Serious breaches of IT security and major losses of customer or employee data regularly feature in the news. Clearly, such breaches of security have a major impact on the organisation affected on a number of levels – from damage to reputation and loss of key intellectual property, to regulatory sanctions, including large potential fines as well as criminal penalties.
Employers can take a number of steps to protect their organisation against security breaches:
• Put a security breach action plan in place;
• Put security policies in place, implement them and ensure that they are regularly reviewed;
• Update security software regularly; and
• Put effective systems administration procedures in place.
The Data Protection Act requires that ‘appropriate technical and organisational measures [are] taken against unauthorised or unlawful processing of personal data and against accidental loss or destruction of, or damage to, personal data’.
In practice, this principle involves implementing policies and procedures on data security, as well as taking physical and technical steps to prevent unauthorised access to, or accidental loss of, data. The precise steps taken will depend on an analysis of the risk to a particular organisation – which will depend on its size, sector and nature of the data held – and a balancing act between that risk and the cost and technical feasibility of taking certain measures.

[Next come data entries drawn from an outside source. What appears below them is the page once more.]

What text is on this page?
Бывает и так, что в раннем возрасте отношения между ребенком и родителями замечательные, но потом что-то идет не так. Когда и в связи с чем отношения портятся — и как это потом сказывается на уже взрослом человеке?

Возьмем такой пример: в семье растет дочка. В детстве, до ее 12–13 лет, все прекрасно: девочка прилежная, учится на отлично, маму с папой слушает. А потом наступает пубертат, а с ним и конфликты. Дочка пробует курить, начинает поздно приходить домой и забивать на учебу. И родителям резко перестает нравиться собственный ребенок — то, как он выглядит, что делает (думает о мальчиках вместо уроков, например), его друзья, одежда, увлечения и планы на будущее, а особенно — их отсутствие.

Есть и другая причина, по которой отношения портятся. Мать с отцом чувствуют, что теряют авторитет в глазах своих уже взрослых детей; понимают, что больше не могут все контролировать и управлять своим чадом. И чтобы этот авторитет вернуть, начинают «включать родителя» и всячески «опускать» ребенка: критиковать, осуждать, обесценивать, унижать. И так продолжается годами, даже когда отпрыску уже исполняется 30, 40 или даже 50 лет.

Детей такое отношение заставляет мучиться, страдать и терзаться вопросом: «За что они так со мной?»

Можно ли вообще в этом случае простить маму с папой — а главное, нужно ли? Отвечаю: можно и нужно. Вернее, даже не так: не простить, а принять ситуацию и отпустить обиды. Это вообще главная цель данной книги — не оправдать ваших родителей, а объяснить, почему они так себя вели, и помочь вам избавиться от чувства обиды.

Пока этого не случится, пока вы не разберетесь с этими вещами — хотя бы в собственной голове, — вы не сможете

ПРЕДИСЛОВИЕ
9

Organisations wishing to implement best practice to safeguard the data they process can take steps to implement International Standard ISO 27001, which has been prepared to provide requirements for establishing, implementing, maintaining and continually improving an information security management system (ISMS). An ISMS is a systematic approach to managing sensitive company information so that it remains secure. It includes people, processes and IT systems by applying a risk management process.